I have always loved newspapers. In high school, I joined the staff of the school paper in the ninth grade and never left. Well, graduation finally made me relinquish my mighty pen, but not until I had a scholarship to continue my journalistic dreams in college.
I was well trained for college because of the drill sergeant I had for an instructor in high school. Martha Faught was legendary for striking fear into the hearts of students and school board members alike. She was the most straightforward lady I ever met. If my work was good, I knew it. If the work was poor, I'd hear about it in a most colorful fashion.
Faught's very direct manner with her students did not win her any favors, but I grew to appreciate it. It took me a little longer to learn appreciation for the number of corrections I had on my articles during my freshman year.
Faught's favorite weapon was a red Bic pen that oozed so easily upon my writing that my original content was almost invisible beneath its bloody aftermath. Had the pen actually contained blood, I'm certain that it would have been anemic after one proofreading.
Other teachers even joked that Faught wrote the newspaper and used our names to do it. That was the shallow view of things. Half way through my sophomore year, I saw a pattern emerging in the wake of her pen's carnage that set me on a new path.
What I previously viewed as unwarranted criticism was really just the fine tuning that made my words flow like the lyrics of a favorite song.

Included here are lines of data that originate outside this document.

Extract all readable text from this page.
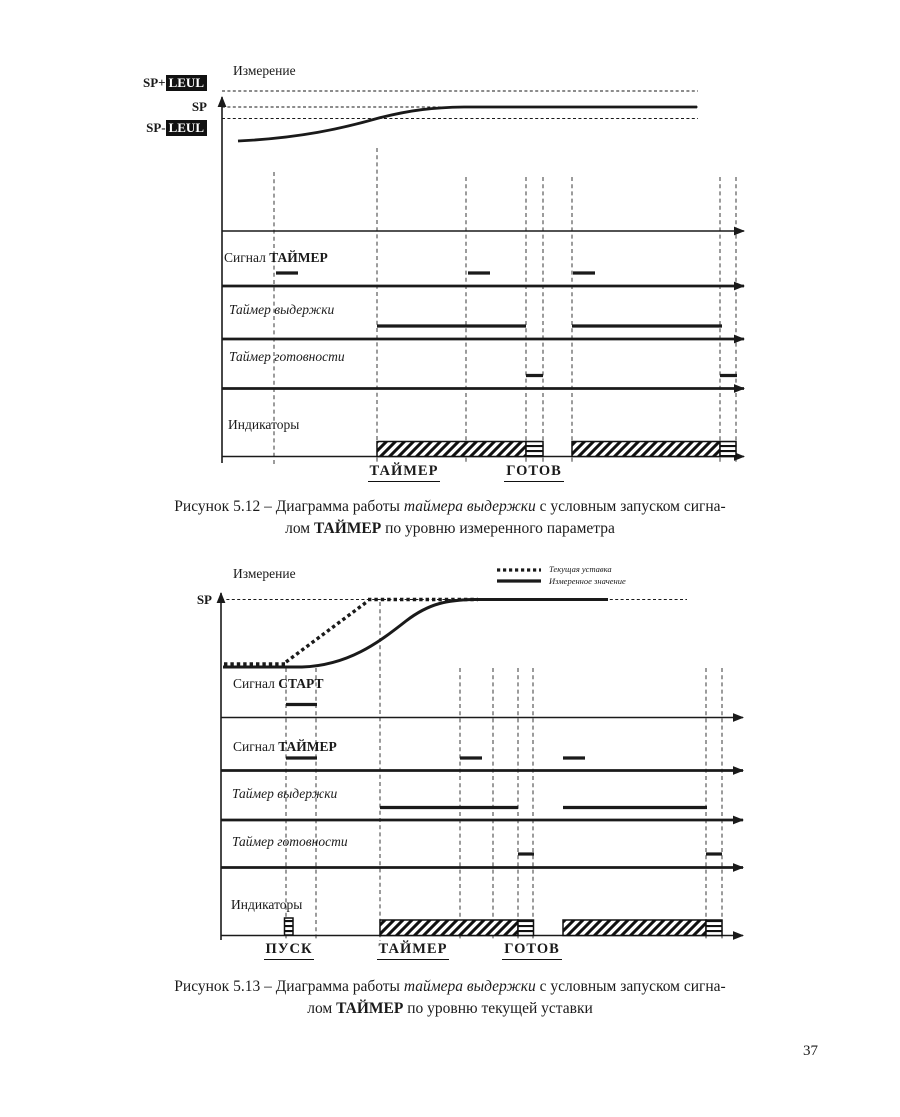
Измерение
SP+ LEUL
SP
SP- LEUL
Сигнал ТАЙМЕР
Таймер выдержки
Таймер готовности
Индикаторы
ТАЙМЕР	ГОТОВ
Рисунок 5.12 – Диаграмма работы таймера выдержки с условным запуском сигна-
лом ТАЙМЕР по уровню измеренного параметра
Измерение	Текущая уставка
Измеренное значение
SP
Сигнал СТАРТ
Сигнал ТАЙМЕР
Таймер выдержки
Таймер готовности
Индикаторы
ПУСК	ТАЙМЕР	ГОТОВ
Рисунок 5.13 – Диаграмма работы таймера выдержки с условным запуском сигна-
лом ТАЙМЕР по уровню текущей уставки
37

I soon began seeing less red ink as I started letting my own pen dance to its new-found rhythm.
Though I disliked the process in learning good writing, I loved the freedom that resulted. I now felt that I owned the words rather than being held captive by them. Martha Faught never won a popularity contest, but she was a genius with writing and once you got past her rough edges, she was actually very kind.
I talked a lot in class, like really a lot. My report cards regularly stated that I needed more self control, which was a polite way of saying, "Please shut up and pay attention." In Faught's journalism class, I talked about God much of the time. I was just beginning to heal from my father's death and He deserved all of the credit for that.
By the last edition of the school paper of my senior year, I wrote a sermon to my classmates that was thinly disguised as an editorial. Faught rolled her eyes numerous times as she prepared to remove some of my comments. Suddenly, she threw up her hands and declared, "Oh, what the hell, this is just you being you, so I'm not going to touch it!" For that gracious act, along with her impeccable German chocolate cake that she often shared with us, we remained friends until her death.
Much of my life has undergone some fine tuning since high school, just like my early days of writing. Often, I haven't appreciated the coarse nature of some of those corrections, but under God's handiwork, many of those occasions made me a better person. By the image I saw in the mirror this morning, there is still much more work to be done.
What I try to be mindful of, when my life looks like a bloody mess, is that there is still good content underneath what looks like rubbage. There remains a rhythm to be heard and a song to be sung. This whole process would go much better if I would quit re-writing the lyrics and inserting my own tunes.
Like Martha Faught, who did not need my inspiration to write well, God has already written out a beautiful story for my life. Likewise, God doesn't feel the need to look good for others to like Him. He, too, is pretty straightforward. Sometimes, He completes what makes us beautiful after we've left this earth and He doesn't feel compelled to explain why. We just need to trust His process.
Whatever situation you face, waiting for God to reveal His intended rhythm for your life will bring new purpose and freedom and safeguard you from years of frustration or resentment. I'm not pretending that every morsel from God's hand will taste like Faught's German chocolate cake, but I will promise that it will make you stronger and well adapted for the good things He has planned for you.